Other factors contributing to low operating costs include a straightforward mineral procession method that will produce gold-silver dore bars from the oxide ore using a standard crushing, milling and carbon-in-leach operation, and good access to roads and power. "Of all the mines I've ever built, and there have been plenty of them around the planet, they're usually in the middle of nowhere, "Hegarty quipped. "Here it's almost idyllic."
He is bullish on the long-term price of gold, noting the demand for gold, "as an investment, a currency, a store of value, a hedge and a safe haven," is outstripping supply of the metal, with few new gold mines being built. "It's a commodity under tension."

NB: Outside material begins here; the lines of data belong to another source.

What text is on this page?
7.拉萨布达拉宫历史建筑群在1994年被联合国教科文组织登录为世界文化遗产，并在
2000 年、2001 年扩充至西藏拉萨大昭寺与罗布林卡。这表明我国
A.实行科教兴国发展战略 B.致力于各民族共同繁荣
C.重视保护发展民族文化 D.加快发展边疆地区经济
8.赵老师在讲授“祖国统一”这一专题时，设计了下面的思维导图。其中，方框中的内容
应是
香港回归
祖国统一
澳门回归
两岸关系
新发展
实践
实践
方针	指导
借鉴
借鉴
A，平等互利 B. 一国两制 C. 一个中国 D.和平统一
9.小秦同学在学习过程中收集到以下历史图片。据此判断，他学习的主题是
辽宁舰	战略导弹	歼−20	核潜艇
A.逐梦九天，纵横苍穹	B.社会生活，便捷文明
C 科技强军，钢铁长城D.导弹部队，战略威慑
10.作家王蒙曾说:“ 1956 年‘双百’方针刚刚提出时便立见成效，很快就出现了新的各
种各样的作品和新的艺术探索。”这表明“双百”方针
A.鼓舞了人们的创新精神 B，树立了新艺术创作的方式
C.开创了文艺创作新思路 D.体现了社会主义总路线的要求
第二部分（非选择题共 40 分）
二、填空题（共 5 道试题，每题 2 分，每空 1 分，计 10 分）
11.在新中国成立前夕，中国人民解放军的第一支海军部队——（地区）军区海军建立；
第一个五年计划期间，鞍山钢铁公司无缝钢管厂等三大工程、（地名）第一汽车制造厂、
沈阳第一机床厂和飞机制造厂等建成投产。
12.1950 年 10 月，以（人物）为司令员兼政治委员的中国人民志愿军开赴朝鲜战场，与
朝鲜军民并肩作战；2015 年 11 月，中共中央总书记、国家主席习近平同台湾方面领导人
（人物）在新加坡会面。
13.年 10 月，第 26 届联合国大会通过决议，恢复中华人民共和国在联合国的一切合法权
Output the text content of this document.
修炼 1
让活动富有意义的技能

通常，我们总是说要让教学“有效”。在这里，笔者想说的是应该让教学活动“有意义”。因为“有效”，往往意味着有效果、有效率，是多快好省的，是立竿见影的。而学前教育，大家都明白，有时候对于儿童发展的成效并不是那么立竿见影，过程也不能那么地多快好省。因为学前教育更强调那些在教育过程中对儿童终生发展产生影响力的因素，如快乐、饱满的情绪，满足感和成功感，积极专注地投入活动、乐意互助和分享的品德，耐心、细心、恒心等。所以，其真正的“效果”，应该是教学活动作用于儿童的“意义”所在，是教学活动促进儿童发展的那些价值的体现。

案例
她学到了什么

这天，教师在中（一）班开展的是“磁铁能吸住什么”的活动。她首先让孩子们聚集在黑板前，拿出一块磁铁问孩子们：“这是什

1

Hegarty says G-Resources plans to mine 250,00 ounces of gold per annum and 2.5 million ounces of silver, with production slated to begin at the end of 2011.
In August the company awarded the mining services contract to PT Leighton Contractors Indonesia, a subsidiary of Leighton Holdings, the largest mining contractor in the world. The five-year contract, valued at US$154 million, will cover haul-road construction, earth removal, drilling and blasting, and construction of mine infrastructure.
At full production Leighton is expected to move 10 million tonnes of ore per year.